Steps to cook dark plum soup by yourself
Ingredients: 9g of Luoshen Flower, 9g of Xiancha, 60g of Mume, 6g of Glycyrrhiza uralensis Fisch, and about 250g of rock sugar.
1. Materials such as Luoshenhua, Xianzha, Mume and Glycyrrhiza uralensis Fisch are washed with clear water, put into a container, add 5000c.c water to boil over high fire, and then simmer for at least 1 hour. It is recommended to cook for more than 3 hours, and the taste and aroma will be more intense. Those who like dried tangerine peel can add boiling in this action.
2. It is recommended to cook for more than 3 hours, and the taste and aroma will be more intense. Those who like dried tangerine peel can add boiling in this action. Those who want to add osmanthus fragrans can add rock sugar and stew for 3 minutes before taking out the pot to release the fragrance. The amount of rock sugar can be increased or decreased according to personal taste.
3. After picking up the materials, put the whole pot of cooked sour plum soup in cold water and let it stand to cool.
4. After cooling the sour plum soup, filter the fine residue in the sour plum soup with a strainer and a funnel to avoid affecting the taste, and then bottle it and store it in the refrigerator.

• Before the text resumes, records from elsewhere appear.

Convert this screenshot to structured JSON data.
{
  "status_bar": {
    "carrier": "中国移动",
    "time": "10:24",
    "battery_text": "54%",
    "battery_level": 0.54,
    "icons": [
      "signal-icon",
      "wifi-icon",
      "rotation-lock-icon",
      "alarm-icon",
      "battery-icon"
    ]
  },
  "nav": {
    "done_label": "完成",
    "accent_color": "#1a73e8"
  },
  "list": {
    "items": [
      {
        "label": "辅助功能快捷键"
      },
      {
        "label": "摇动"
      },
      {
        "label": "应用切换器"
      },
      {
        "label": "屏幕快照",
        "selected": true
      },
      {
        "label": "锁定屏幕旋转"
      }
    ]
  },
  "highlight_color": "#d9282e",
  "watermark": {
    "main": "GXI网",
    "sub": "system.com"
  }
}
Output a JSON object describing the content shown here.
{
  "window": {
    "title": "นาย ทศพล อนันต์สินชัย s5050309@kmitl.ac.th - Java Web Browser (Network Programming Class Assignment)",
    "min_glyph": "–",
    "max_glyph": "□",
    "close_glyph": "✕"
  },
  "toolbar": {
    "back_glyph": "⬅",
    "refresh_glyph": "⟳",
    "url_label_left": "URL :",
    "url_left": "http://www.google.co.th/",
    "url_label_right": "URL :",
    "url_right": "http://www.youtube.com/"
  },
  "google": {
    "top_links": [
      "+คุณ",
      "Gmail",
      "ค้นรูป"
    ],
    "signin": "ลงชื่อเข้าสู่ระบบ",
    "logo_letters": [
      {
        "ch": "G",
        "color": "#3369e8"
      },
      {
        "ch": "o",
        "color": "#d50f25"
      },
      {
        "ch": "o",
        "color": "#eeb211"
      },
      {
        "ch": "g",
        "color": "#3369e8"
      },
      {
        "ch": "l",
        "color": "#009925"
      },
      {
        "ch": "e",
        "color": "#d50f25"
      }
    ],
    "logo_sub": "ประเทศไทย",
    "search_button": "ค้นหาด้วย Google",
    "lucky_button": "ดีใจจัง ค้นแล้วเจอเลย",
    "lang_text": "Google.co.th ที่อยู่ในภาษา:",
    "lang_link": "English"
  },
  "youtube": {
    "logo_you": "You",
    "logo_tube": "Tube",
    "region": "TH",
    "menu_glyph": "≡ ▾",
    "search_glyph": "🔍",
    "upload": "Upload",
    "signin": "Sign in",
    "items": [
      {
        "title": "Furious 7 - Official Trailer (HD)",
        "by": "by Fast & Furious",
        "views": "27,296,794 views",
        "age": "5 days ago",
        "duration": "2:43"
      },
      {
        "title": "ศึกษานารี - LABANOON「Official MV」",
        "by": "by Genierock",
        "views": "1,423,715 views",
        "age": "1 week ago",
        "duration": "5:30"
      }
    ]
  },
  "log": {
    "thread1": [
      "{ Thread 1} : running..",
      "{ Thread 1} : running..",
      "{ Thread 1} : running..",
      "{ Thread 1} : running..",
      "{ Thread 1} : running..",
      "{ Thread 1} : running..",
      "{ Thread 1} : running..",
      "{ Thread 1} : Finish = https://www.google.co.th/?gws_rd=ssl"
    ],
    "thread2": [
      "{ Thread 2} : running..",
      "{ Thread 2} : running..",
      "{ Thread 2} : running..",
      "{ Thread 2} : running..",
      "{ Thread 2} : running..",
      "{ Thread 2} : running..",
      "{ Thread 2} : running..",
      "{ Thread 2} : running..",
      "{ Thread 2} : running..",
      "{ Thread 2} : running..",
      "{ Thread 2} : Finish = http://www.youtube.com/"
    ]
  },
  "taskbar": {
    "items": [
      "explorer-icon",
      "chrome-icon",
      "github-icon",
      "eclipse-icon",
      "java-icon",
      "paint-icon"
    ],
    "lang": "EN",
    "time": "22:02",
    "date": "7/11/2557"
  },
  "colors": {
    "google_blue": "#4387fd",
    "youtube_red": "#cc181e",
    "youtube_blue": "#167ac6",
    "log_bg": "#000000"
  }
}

Two-stage boiling method: For those who like to drink super-rich taste, it is suggested that all the materials such as ebony can be put into gauze bags, added into a container with 2,500cc of water, boiled over high fire and then boiled over low fire for 20-30 minutes, and the cooked sour plum soup can be kept. After the material bag is taken out, it is put into the second pot with 2,500cc of water, and boiled over high fire and then boiled over low fire/kloc- Then, mix two pots of sour plum soup, boil, add rock sugar and mix well. Although the two-stage boiling method is more labor-consuming, it will be richer in taste and more fragrant than the sour plum soup cooked at one time.
Preservation method: Sour plum soup is easy to deteriorate at room temperature. It is suggested that it should be cooled during high temperature in summer, bottled and refrigerated, and drunk as soon as possible within 5 days, with the freshest taste.